Imputato e adesso candidato. In corsa per una poltrona da consigliere comunale a Palazzo Zanca. E’ il caso di un ex lavoratore della Messina Social City, oggi transitato ad altra azienda comunale, finito sotto processo con la pesante accusa di assenteismo.
La prossima udienza si terrà a settembre. Occorre specificare che siamo al primo grado di giudizio. Ma intanto il lavoratore, dopo essere stato denunciato dalla stessa azienda, che si è costituita parte civile nel processo, ha deciso di scendere in campo, a sostegno delle liste di Federico Basile.
Ma perché si candida benché sia stato “denunciato” dall’azienda Partecipata controllata dal Comune di Messina, di cui era sindaco lo stesso Federico Basile?

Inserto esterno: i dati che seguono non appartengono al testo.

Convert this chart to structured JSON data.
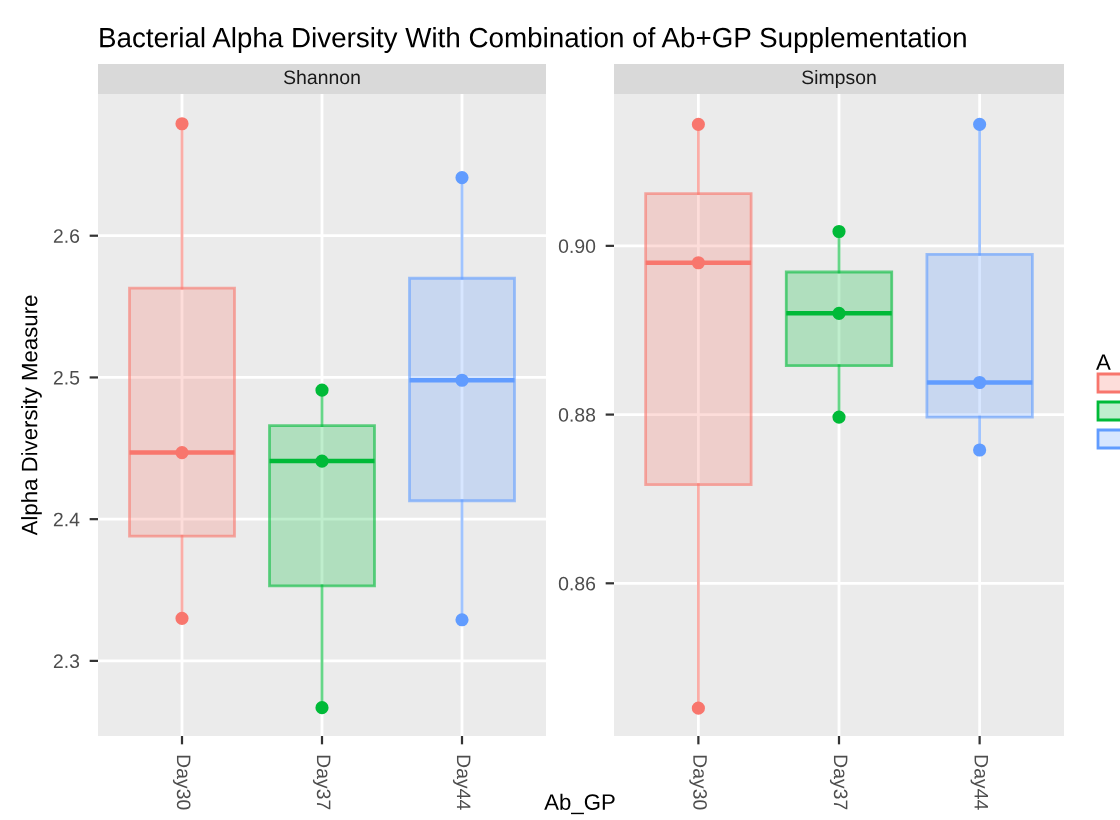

Una domanda alla quale lo stesso interessato dovrebbe rispondere, tenuto conto che la Messina Social City si è costituita parte civile nel processo e benché, pare abbia manifestato per le vie brevi l’intenzione di addivenire ad un accordo transattivo (non può certamente revocare la costituzione di parte civile perché cagionerebbe un danno alle casse della stessa Partecipata). Infatti, la Messina Social City ha dato mandato (pagandolo) ad un legale per chiedere il risarcimento del danno al lavoratore che ha ritenuto essere “infedele”, al punto che l’ha denunciato.